Hari sudah malam, sudah hampir pukul sembilan. Haifa baru saja mandi di kamar mandi yang berada di kamar rawat Arya.

Sedangkan Arya sendiri masih belum sadarkan diri, satu hal yang membuat Haifa merasa begitu sedih.

"Kak Arya kapan bangun sih! Gak kasian apa sama Haifa? Dedek juga, sedih tau, pengen liat abi nya bangun!"ucap Haifa menatap Arya yang masih setia memejamkan mata.

Haifa duduk di kursi dekat ranjang, lalu tangannya bergerak menggenggam tangan Arya. Haifa mendekatkan tangan Arya ke bibirny, lalu mencium telapaknya.

Haifa menatap wajah damai Arya dengan sendu. Ia berharap Arya segera membuka matanya.

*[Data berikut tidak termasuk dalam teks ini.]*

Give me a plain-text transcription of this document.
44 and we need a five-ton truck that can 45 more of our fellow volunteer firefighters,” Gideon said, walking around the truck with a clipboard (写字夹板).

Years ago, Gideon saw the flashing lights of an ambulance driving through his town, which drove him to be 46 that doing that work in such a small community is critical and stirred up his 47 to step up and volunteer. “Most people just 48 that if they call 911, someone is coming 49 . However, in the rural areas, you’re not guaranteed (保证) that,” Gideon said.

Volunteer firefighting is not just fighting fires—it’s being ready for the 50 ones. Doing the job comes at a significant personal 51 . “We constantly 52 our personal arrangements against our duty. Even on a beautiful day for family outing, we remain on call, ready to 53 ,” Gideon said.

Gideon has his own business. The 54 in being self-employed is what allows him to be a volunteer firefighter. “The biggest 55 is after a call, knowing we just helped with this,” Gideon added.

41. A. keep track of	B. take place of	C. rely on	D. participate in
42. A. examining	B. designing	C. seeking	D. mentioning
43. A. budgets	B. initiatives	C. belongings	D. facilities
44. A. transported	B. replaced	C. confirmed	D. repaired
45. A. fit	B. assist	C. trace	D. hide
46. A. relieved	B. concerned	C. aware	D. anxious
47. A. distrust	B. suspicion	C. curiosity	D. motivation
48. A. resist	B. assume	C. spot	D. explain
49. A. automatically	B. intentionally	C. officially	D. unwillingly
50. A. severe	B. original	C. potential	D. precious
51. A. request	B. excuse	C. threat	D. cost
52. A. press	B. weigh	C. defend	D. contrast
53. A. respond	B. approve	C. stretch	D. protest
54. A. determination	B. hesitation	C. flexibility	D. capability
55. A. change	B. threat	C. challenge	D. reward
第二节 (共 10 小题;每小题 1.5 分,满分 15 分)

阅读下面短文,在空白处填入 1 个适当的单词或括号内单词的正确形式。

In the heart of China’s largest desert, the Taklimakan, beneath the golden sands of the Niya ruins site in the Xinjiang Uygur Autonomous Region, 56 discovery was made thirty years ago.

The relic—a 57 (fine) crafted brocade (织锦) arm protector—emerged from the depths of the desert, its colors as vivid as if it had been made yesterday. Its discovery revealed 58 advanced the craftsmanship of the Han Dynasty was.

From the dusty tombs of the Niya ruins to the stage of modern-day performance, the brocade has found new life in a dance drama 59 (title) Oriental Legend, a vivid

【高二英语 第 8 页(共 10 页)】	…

Haifa terus mencium telapak tangan Arya dengan penuh penghayatan, menikmati rasa hangat yang menjalar dari telapak tangan Arya, yang selalu membuatnya nyaman, telapak tangan yang selalu mengusapnya, jujur Haifa sangat merindukannya.

"Selamat malam ibu Haifa!"ucap seseorang seraya membuka pintu kamar rawat Arya, dan muncullah seorang dokter laki laki bersama seorang perawat di belakangnya.

"Malam dok!"jawab Haifa seraya berdiri, dan melepaskan tangan Arya perlahan, meletakkan kembali tangan itu di samping tubuh Arya

"Belum sadar? Saya cek dulu ya bu!"ucap Dokter yang diangguki oleh Haifa.

Dokter mulai memeriksa keadaan Arya, dengan di bantu oleh perawat yang mengikutinya tadi, sedangkan Haifa hanya memperhatikan dari jarak yang cukup jauh, membiarkan dokter itu bekerja dengan baik.

Haifa menunggui Arya sendiri, tadi Mbok Uni dan mang kirno sempat menawarkan diri untuk menemani Haifa menunggui Arya, namun Haifa menolaknya, dengan alasan takut merepotkan. Alhasil Haifa hanya menjaga Arya sendiri, tanpa ada yang menemaninya.

Jauh dari keluarga membuat mereka harus bisa belajar mandiri, itu yang ada di pikiran Haifa. Sehingga dia berusaha untuk tidak selalu merepotkan orang lain. Bukan karena dia tidak mau di bantu oleh orang lain, tetapi ia berusaha agar tidak selalu merepotkan orang lain jika ia sendiri masih mampu

Tak lama kemudian, dokter itu selesai memeriksa Arya dan berjalan mendekati Haifa yang posisinya di dekat pintu ruang rawat itu.

"Gimana dok keadaan suami saya?"tanya Haifa menatap dokter itu, posisi Haifa membelakangi ranjang Arya.

"Kondisinya sudah stabil, tinggal nunggu sadar aja! Mungkin beberapa menit lagi dia akan bangun mbak!"jawab dokter yang diangguki oleh Haifa

Mereka melanjutkan mengobrol tentang keadaan Arya, hingga sebuah suara yabg cukup nyaring membuat mereka menengok ke arah Arya dan membuat mereka semua panik

Brukkk

Semuanya menoleh kearah ranjang Arya, disana terdapat Arya yang kini sudah sadarkan diri dan sudah terduduk di atas dinginnya lantai, tidak mampu berdiri karena kondisi kakinya yaang mengalami kelumpuhan.

"Astaghfirullahal adzim, kak Arya!"pekik Haifa begitu terkejut dan segera berlari kearah Arya yang kini mulai mengesot ke arahnya dengan air mata yang menetes membasahi pipinya

"Haifa?!"lirih Arya dengan air mata yang terus mengalir dipipinya, ia berusaha tetap mengesot kearah Haifa dengan perlahan. Kakinya terasa kaku, ia tidak bisa menggerakan kakinya seperti dulu, sepertinya dia tahu apa yang terjadi dengan kakinya itu.

Tetapi Arya sama sekali tidak memperdulikan itu, sekarang yang ia perdulikan adalah Haifa, ia harus segera menggapai Haifa sekarang juga, membawa Haifa kembali ke dekapannya, meminta maaf atas segala kesalahan yang telah di perbuatnya yang membuat Haifa sakit.

Saat Haifa sudah berada di hadapannya dan hendak berjongkok, Arya memegang kaki Haifa dan menciumnya..

"Maaf Haifa, maafin aku!"ucap Arya tersedu sedu di bawah Haifa yang juga sudah meneteskan air matanya.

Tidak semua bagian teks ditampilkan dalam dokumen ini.